The main split between the human cases and the AI cases is that the humans are ‘wireheading’ w.r.t. one ‘part’ or slice through their personality that gets to fulfill its desires at the expense of another ‘part’ or slice, metaphorically speaking; pleasure taking precedence over other desires. Also, the winning ‘part’ in each of these cases tends to be a part which values simple subjective pleasure, winning out over parts that have desires over the external world and desires for more complex interactions with that world (in the experience machine you get the complexity but not the external effects).
In the AI case, the AI is performing exactly as it was defined, in an internally unified way; the ideals by which it is called ‘wireheaded’ are only the intentions and ideals of the human programmers.

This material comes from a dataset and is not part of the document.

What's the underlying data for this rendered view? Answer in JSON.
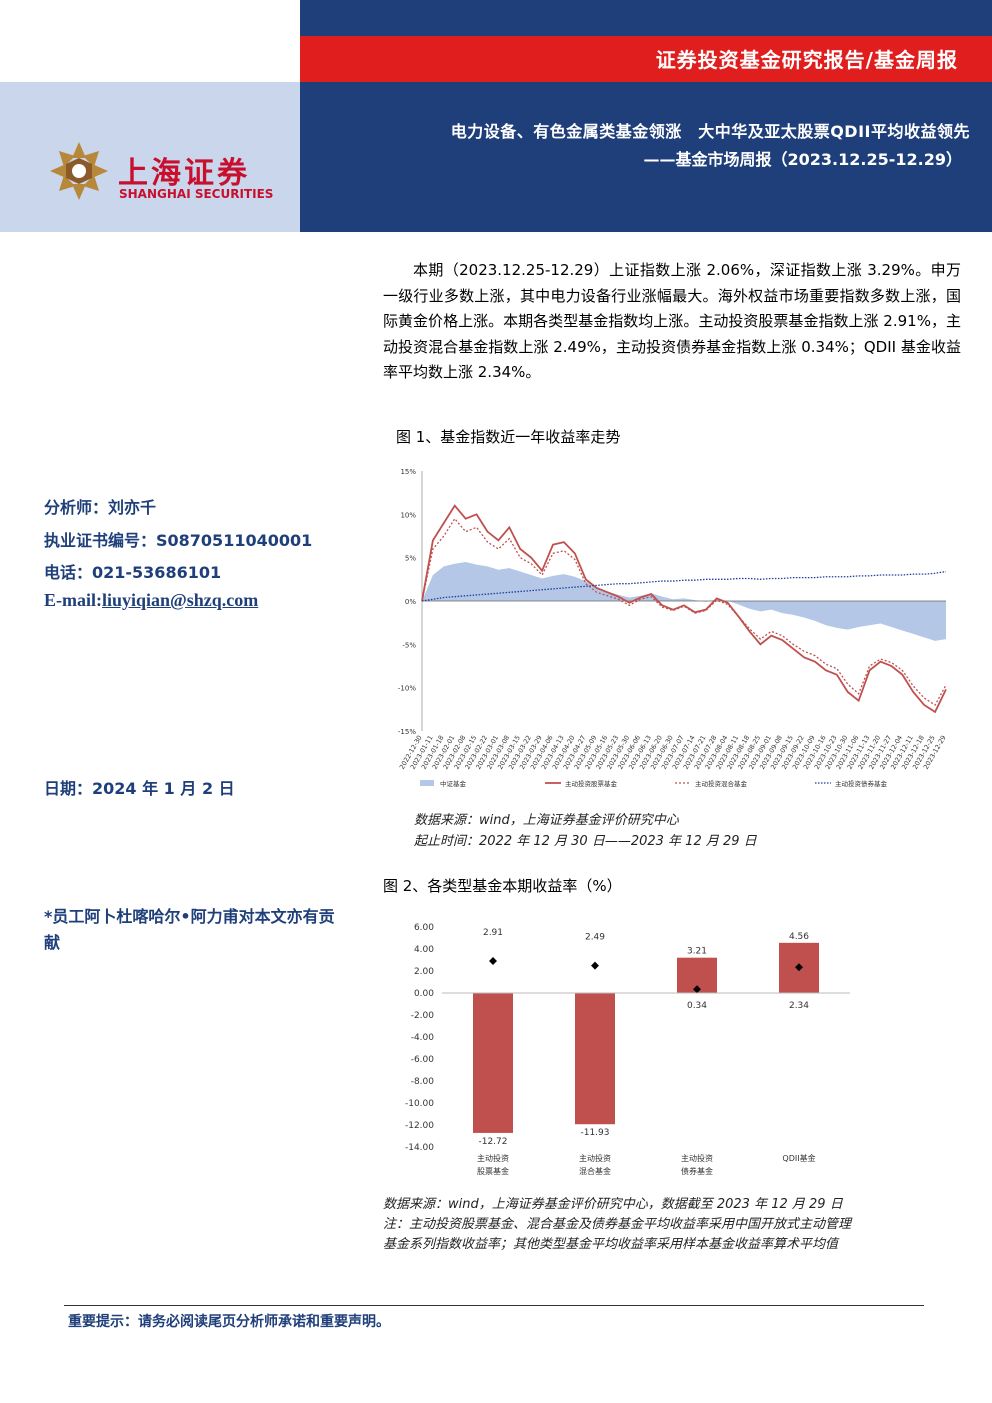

I also don’t think it’s practically possible to specify a powerful AI which actually operates to achieve some programmer goal over the external world, without the AI’s utility function being explicitly written over a model of that external world, as opposed to its utility function being written over histories of sensory data.
Illustration: In a universe operating according to Conway’s Game of Life or something similar, can you describe how to build an AI that would want to actually maximize the number of gliders, without that AI’s world-model being over explicit world-states and its utility function explicitly counting gliders? Using only the parts of the universe that directly impinge on the AI’s senses—just the parts of the cellular automaton that impinge on the AI’s screen—can you find any maximizable quantity that corresponds to the number of gliders in the outside world? I don’t think you’ll find any possible way to specify a glider-maximizing utility function over sense histories unless you only use the sense histories to update a world-model and have the utility function be only over that world-model, and even then the extra level of indirection might open up a possibility of ‘wireheading’ (of the AI’s real operation vs. programmer-desired glider-maximizing operation) if any number of plausible minor errors were made.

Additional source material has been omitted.